A quick poll of friends produces many contenders in this intoxicant category. Limoncello. Nigerian-brewed export Guinness. Fernet-Branca. “American beer 20 years ago.” Korean Soju (I can vouch for this being repulsive). Chinese Baijiu. Ayahuasca.

Julian complained that he’d woken up cold and alone, with a goat chewing at his camera

However, I know of one drink which can trump all these. It’s called “posh.” My one and only encounter with posh went like this. I was in Chiapas State in southern Mexico with a friend, Julian. One Sunday we visited an indigenous village called San Juan Chamula. When we got there, they were having a festival outside their weird church (where they seemed to be worshipping the sun). They were also serving posh – a brutal wood alcohol decanted from steel drums into old Coke bottles. So we bought a few, for pennies each, and drank them and got dangerously drunk in around five minutes. At that point I started doing a solo dance routine in the town square.

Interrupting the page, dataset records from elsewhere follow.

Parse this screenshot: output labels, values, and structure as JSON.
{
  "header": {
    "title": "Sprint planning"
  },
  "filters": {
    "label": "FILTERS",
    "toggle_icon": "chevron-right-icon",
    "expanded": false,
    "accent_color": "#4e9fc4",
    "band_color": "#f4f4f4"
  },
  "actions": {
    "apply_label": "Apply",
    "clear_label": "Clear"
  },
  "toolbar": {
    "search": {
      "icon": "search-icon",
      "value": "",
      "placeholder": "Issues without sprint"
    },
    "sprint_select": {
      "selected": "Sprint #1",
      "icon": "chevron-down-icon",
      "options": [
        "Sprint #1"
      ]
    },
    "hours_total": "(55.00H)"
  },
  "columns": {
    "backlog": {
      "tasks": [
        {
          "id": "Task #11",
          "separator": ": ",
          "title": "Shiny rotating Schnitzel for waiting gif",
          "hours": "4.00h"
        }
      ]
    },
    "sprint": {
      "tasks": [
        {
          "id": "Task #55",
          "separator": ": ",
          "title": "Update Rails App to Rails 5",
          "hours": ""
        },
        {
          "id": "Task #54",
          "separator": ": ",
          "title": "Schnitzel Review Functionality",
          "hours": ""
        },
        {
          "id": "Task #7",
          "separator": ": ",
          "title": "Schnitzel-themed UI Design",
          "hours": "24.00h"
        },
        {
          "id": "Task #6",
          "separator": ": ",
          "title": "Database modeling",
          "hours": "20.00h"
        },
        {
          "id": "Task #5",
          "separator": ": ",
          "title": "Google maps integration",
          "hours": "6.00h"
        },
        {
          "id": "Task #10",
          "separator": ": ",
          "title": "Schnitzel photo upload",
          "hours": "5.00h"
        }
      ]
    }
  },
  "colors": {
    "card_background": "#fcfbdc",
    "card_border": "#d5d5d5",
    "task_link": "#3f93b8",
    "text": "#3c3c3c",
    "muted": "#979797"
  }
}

Soon after this we both lapsed into a booze-induced coma and I woke up at about 6 p.m. as it was getting dark. Julian seemed to be dead alongside me, so I left him and fled on the last truck. As I escaped, I told people the problem – “My friend is dead” – but I got the Spanish wrong and was saying “My friend is Death.” Which didn’t help.

Happily, Julian showed up three hours later complaining that he’d woken up cold and alone, with a goat chewing at his camera, and that I’d “left him for dead.” I wasn’t in a position to argue. Indeed, the whole experience was not edifying – but it was, I believe, an encounter with the worst drink in the world. Because I’ve later learned that this Mexican moonshine regularly kills people.

And what about the sumalak? Here in Gijduvan I have reached the end of the line. The nice Uzbek lady fills my little cup with the esoteric Zoroastrian beverage. I sip it, warily. It tastes very old, very strange, very malty, not very nice – and about a million times better than posh.